Right, there might be one parameterization that's most efficient for random sampling, and we could have the Sampler convert to that. Also, affine transformations will cover lots of cases, just as you only need randn
without the mean and std, or rand
without the upper and lower bounds. More generally anything defined using transformations can be sampled by applying the transformation to each sample of the untransformed version.
I really dislike the current state of this, sampling should just provide an iterator and collecting the samples or writing the samples into a container is a problem of the caller, not the callee. But we have no nice idiom for iterating over vectors and writing them into a matrix or a vector of svectors efficiently, even if that has nothing to do with sampling and only with collection.
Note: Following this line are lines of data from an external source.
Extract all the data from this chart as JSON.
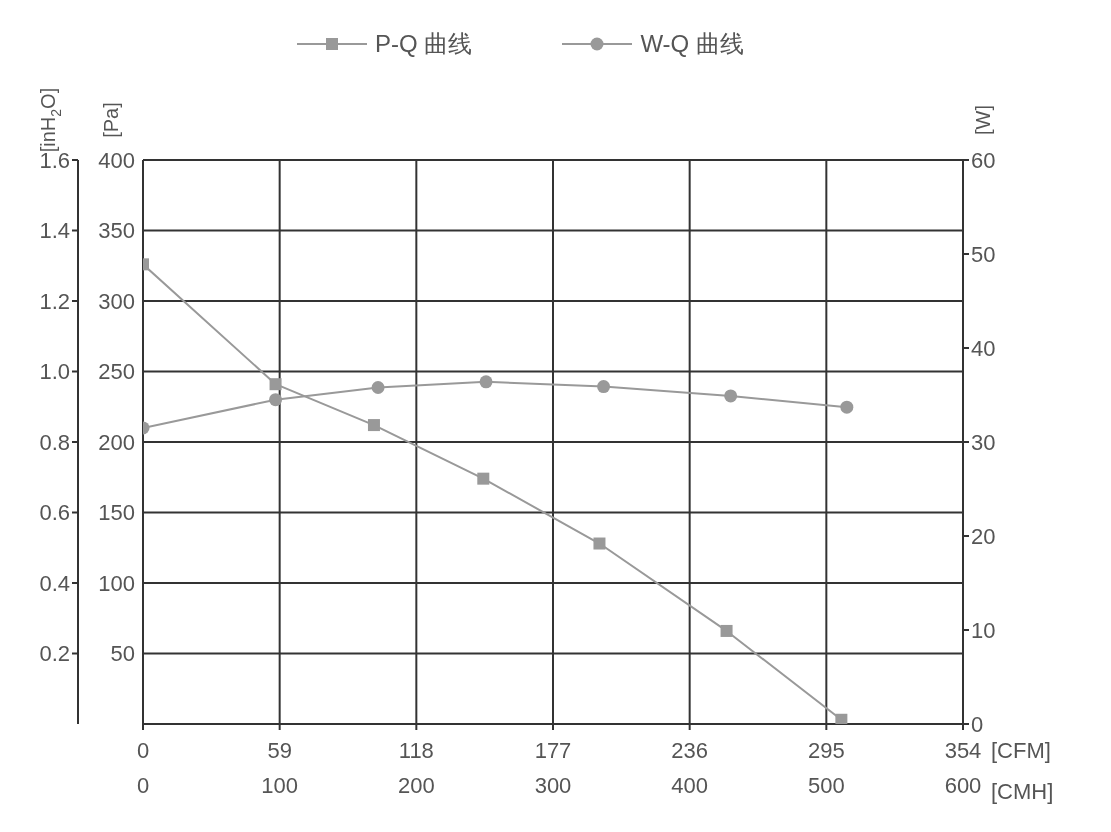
{
  "chart_data": {
    "type": "line",
    "xlabel": "[CMH]",
    "xlim": [
      0,
      600
    ],
    "xticks": [
      0,
      100,
      200,
      300,
      400,
      500,
      600
    ],
    "x2label": "[CFM]",
    "x2lim": [
      0,
      354
    ],
    "x2ticks": [
      0,
      59,
      118,
      177,
      236,
      295,
      354
    ],
    "ylabel": "[Pa]",
    "ylim": [
      0,
      400
    ],
    "yticks": [
      50,
      100,
      150,
      200,
      250,
      300,
      350,
      400
    ],
    "y3label": "[inH$_{2}$O]",
    "y3lim": [
      0,
      1.6
    ],
    "y3ticks": [
      0.2,
      0.4,
      0.6,
      0.8,
      {
        "value": 1,
        "label": "1.0"
      },
      1.2,
      1.4,
      1.6
    ],
    "y2label": "[W]",
    "y2lim": [
      0,
      60
    ],
    "y2ticks": [
      0,
      10,
      20,
      30,
      40,
      50,
      60
    ],
    "grid": true,
    "legend": "top",
    "line_style": "solid",
    "series": [
      {
        "name": "P-Q 曲线",
        "color": "#999999",
        "marker": "square",
        "x": [
          0,
          97,
          169,
          249,
          334,
          427,
          511
        ],
        "values": [
          326,
          241,
          212,
          174,
          128,
          66,
          3
        ]
      },
      {
        "name": "W-Q 曲线",
        "color": "#999999",
        "marker": "circle",
        "axis": "y2",
        "x": [
          0,
          97,
          172,
          251,
          337,
          430,
          515
        ],
        "values": [
          31.5,
          34.5,
          35.8,
          36.4,
          35.9,
          34.9,
          33.7
        ]
      }
    ]
  }
}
I think the core of the problem here is that despite that
there are no common idioms for getting both at once.
The idea of iterating over vectors and having the caller aggregate them sounds good at first, but without doing this carefully each Vector created would allocate.
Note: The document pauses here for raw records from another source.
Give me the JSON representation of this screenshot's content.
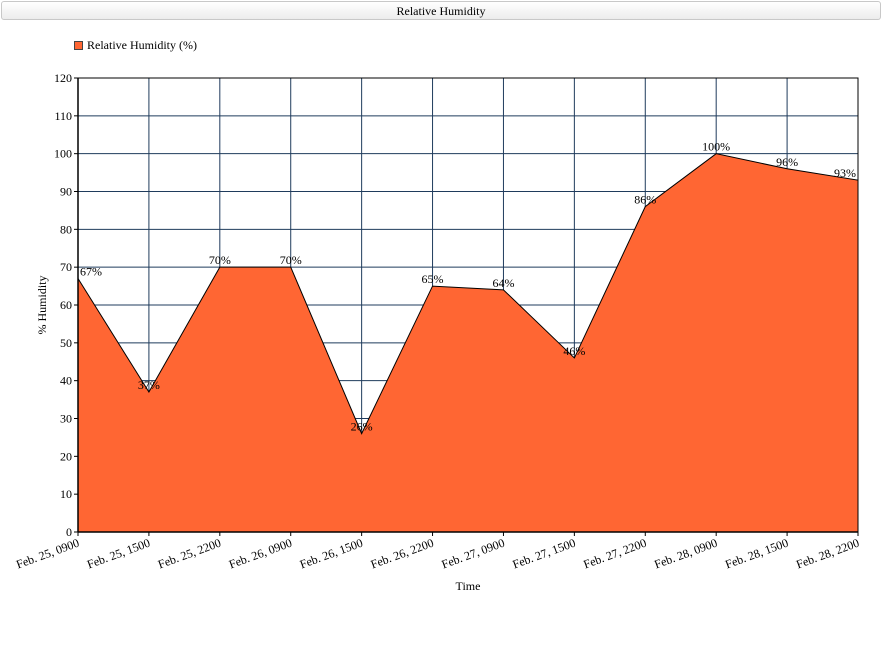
{
  "chart_data": {
    "type": "area",
    "title": "Relative Humidity",
    "xlabel": "Time",
    "ylabel": "% Humidity",
    "ylim": [
      0,
      120
    ],
    "yticks": [
      0,
      10,
      20,
      30,
      40,
      50,
      60,
      70,
      80,
      90,
      100,
      110,
      120
    ],
    "grid": true,
    "legend_position": "top-left",
    "categories": [
      "Feb. 25, 0900",
      "Feb. 25, 1500",
      "Feb. 25, 2200",
      "Feb. 26, 0900",
      "Feb. 26, 1500",
      "Feb. 26, 2200",
      "Feb. 27, 0900",
      "Feb. 27, 1500",
      "Feb. 27, 2200",
      "Feb. 28, 0900",
      "Feb. 28, 1500",
      "Feb. 28, 2200"
    ],
    "series": [
      {
        "name": "Relative Humidity (%)",
        "color": "#FF6633",
        "values": [
          67,
          37,
          70,
          70,
          26,
          65,
          64,
          46,
          86,
          100,
          96,
          93
        ],
        "labels": [
          "67%",
          "37%",
          "70%",
          "70%",
          "26%",
          "65%",
          "64%",
          "46%",
          "86%",
          "100%",
          "96%",
          "93%"
        ]
      }
    ]
  }
}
The ideal solution to this would probably be a purely functional interface for representing array computations. LazyArrays seems close to this, but we'll need nondeterminism with data sharing, and I'm not sure whether LazyArrays can handle that. We'll also need to be able to hand-tune things in some cases, e.g. with LoopVectorization, and I'm not sure about doing that with LazyArrays. Anyway, there's the usual risk of unknowns, and also that it could become a bigger project than MeasureTheory itself.
So to be less ambitious, but to have easier control over what we're doing, the best approach I can see is to do all array sampling in terms of rand!
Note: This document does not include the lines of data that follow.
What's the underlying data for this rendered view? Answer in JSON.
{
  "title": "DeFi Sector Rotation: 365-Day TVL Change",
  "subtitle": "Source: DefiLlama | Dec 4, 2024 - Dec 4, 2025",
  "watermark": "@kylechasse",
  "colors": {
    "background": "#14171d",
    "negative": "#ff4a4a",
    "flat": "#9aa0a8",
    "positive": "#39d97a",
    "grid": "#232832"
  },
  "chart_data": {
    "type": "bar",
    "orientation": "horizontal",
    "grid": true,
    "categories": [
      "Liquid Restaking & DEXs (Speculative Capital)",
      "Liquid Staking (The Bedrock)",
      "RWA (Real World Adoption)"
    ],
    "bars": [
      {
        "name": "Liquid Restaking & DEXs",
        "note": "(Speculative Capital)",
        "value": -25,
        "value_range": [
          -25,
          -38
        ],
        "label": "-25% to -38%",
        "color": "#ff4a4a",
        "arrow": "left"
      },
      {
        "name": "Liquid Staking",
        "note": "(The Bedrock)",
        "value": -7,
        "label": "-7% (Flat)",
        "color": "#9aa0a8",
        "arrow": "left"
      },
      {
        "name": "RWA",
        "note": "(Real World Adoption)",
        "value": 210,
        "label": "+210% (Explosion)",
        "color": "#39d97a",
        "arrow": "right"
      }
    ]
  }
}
. The caller (which might be rand
) creates an array and passes it to rand!
, which fills it. Along the way it might require more calls to rand!
using views of the original array.
All of this gets weird if you have, say, a vector of named tuples, and one of the entries in the named tuple is an array. By default those "inner" arrays would all be separately allocated. TupleVectors helps with this using the array-of-arrays representation. So if you have a TupleVector where one element is (a = 1, b = [2, 3], c = [4 5; 6 7])
, internally it will just be a vector (for the a
values across the vector), a matrix, and a 3-array. Then you can again allocate just once and fill with rand!
@mschauer does this address your concerns? It's not clear to me what "I really dislike the current state of this" refers to, since I think Distributions etc has the same problem you describe.
Yeah, that was general frustration, even more directed at Base
than at Distributions.jl
If we implement the
Random.Sampler
interface, then we can draw IID samples from the distributions: https://docs.julialang.org/en/v1/stdlib/Random/#Generating-random-values-of-custom-types. Distributions tends to make scalar and array distributions returnArray
s, but should we instead return a vector of draws, e.g. a vector of arrays?